Persistent Storage with Docker in Production - Which Solution and Why?


#1

Hello, I’ve recently started working for a company that wants to break their monolithic SaaS application up into containerized microservices. I’m having a hard time grasping a fundamental part of persistent storage, though. Why are there so many different competing platforms? Portworx, Rexray, StorageOS, Flocker, Inifint, etc.

My Questions

    1. Why wouldn’t someone simply spin up an NFS server and use a hierarchical folder structure there as their storage backend? What gains do you get when using one of these tools?
    1. How dangerous is it to use something like this with Docker? What are the common causes for catastrophic data loss in a docker-based environment?
    1. What persistent storage solution would you recommend and why? My company operates a SaaS platform. The data payloads are small in size (5kb-100kb). Data processing is small-medium in resource consumption. Overall volume is medium, but continues to grow. We’re hoping to completely move our monolithic application to the cloud as separate containerized microservices. Including our data warehouse.
    1. Somewhat unrelated, but it ties in. What are the strengths of using Kubernetes as an orchestrator as opposed to Rancher/Cattle? Isn’t Kubernetes over-engineered for a small-medium sized platform? Are there any strengths to using Kubernetes in Rancher aside from the one-click installation?

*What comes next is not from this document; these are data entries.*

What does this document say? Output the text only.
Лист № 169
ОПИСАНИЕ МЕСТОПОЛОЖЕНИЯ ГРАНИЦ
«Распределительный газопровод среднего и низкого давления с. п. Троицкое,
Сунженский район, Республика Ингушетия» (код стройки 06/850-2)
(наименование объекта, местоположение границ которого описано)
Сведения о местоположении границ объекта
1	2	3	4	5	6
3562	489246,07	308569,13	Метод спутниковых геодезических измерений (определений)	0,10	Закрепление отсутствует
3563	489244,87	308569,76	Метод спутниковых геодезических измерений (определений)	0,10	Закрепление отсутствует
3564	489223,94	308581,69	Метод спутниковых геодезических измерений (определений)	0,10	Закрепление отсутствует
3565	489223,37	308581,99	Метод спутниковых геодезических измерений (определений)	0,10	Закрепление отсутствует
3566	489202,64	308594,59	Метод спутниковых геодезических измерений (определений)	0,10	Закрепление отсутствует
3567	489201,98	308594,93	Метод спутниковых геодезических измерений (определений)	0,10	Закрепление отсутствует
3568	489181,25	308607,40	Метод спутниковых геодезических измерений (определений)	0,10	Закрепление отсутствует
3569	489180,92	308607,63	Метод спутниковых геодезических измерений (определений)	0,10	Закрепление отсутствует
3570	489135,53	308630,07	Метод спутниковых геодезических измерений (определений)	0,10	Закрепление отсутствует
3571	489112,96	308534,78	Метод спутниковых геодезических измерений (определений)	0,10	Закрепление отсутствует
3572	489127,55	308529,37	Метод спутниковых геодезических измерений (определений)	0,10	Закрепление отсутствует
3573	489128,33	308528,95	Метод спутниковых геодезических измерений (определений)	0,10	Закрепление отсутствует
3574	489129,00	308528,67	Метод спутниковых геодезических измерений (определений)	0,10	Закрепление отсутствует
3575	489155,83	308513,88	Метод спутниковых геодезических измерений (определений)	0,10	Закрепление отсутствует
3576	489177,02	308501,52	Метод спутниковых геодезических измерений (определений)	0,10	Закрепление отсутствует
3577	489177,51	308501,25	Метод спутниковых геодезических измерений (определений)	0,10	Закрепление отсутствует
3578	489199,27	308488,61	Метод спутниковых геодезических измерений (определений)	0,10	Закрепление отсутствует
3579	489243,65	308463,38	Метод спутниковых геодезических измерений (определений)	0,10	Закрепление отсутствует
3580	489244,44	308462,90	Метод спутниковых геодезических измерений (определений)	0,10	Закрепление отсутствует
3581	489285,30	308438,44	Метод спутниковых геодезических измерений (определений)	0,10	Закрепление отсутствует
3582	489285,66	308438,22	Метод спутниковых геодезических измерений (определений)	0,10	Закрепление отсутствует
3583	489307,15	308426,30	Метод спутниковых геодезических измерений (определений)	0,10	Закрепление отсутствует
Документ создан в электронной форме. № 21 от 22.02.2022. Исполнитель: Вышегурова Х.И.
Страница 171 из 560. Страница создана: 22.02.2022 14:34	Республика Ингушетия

Thank you for the insight. Sorry for the naivety. I welcome all documentation and supplemental reading material.


#2

The “Holy Grail” of Cloud Native is letting go of both local and remote storage and being resilient to exactly the scenarios you described. At this point in time ( you wrote this in 2017, in Dockertime half a century ago ) it is wise to look at a resilient K8s stack with underlying nodes that handle the storage.

NFS is local remote storage; there is no sane way to duplicate the data across all the nodes scattered on the Internet IMHO.

I found your question whilst I’m searching to create a stack doing just that.
It is based on Rancher 2.0alpha, K8s 1.8 and StorageOS.

When nodes, containers and storage are independant and can be destroyed and created without losing policies, coherancy and responsiveness I’ll let you know. Should be 2019 by then (?)

I feel the resiliency of a K8s controller is one important aspect, maturity of Rancher 2.0 with its groups, policies and nice UI the other.


#3

Hey twobombs,
I’m currently attempting to get storageOS set up with my rancher 2.0 cluster as well. Have you had any luck with it? Not sure how to enable mount propagation on the kubelet/api server since it’s run by rancher.


#4

Go Longhorn :slight_smile: storage os was a distraction at best :slight_smile:


#5

Ha, one year later and we’re no closer to finding the answer here. Although we have left Rancher in favor of building vanilla K8s clusters with kubeadm instead.

Last I knew the Longhorn project wasn’t under active development.


#6

@Thomas_Zimmerman would you go with StorageOS or Longhorn? I’m setting up Rancher2.0 as I want to move away from Rancher1.6+Cattle because of soon to be end of support.


#7

I wouldn’t use either but I operate in the cloud. I think Longhorn is dead. Also I would suggest you build your own cluster with Kubeadm or a cloud provider instead of using Rancher.

https://kubernetes.io/docs/concepts/storage/#types-of-volumes


#8

Thx @Thomas_Zimmerman! I am stuck with bare metal for a while. Longhorn seems to be active again: https://github.com/rancher/longhorn/releases, so is StorageOS, hence my hesitation.

Why were you unsatisfied with Rancher?


#9

No, not dissatisfied. I actually interviewed with them once upon a time. I just think that kubeadm is a better solution for bootstrapping your own cluster since you won’t have the overhead. Plus if you use Rancher you’ll be locked into supported versions of k8s rather than having the newest available version like you would with kubeadm.

A lot of what made Rancher relevant sorta disappeared with Cattle. At least in my opinion.


#10

Longhorn is not dead. RKE is our analog of kubeadm. Rancher uses it internally to create clusters but it is its own standalone tool. Bleeding edge is not something our customers generally need, but you can run any images you want if you don’t want support from us.


#11

Thx @vincent! I really want to stay with Rancher, as we are happily using Cattle with Gitlab now in production. So what you say is that longhorn is alive and ready to be battle tested on staging env?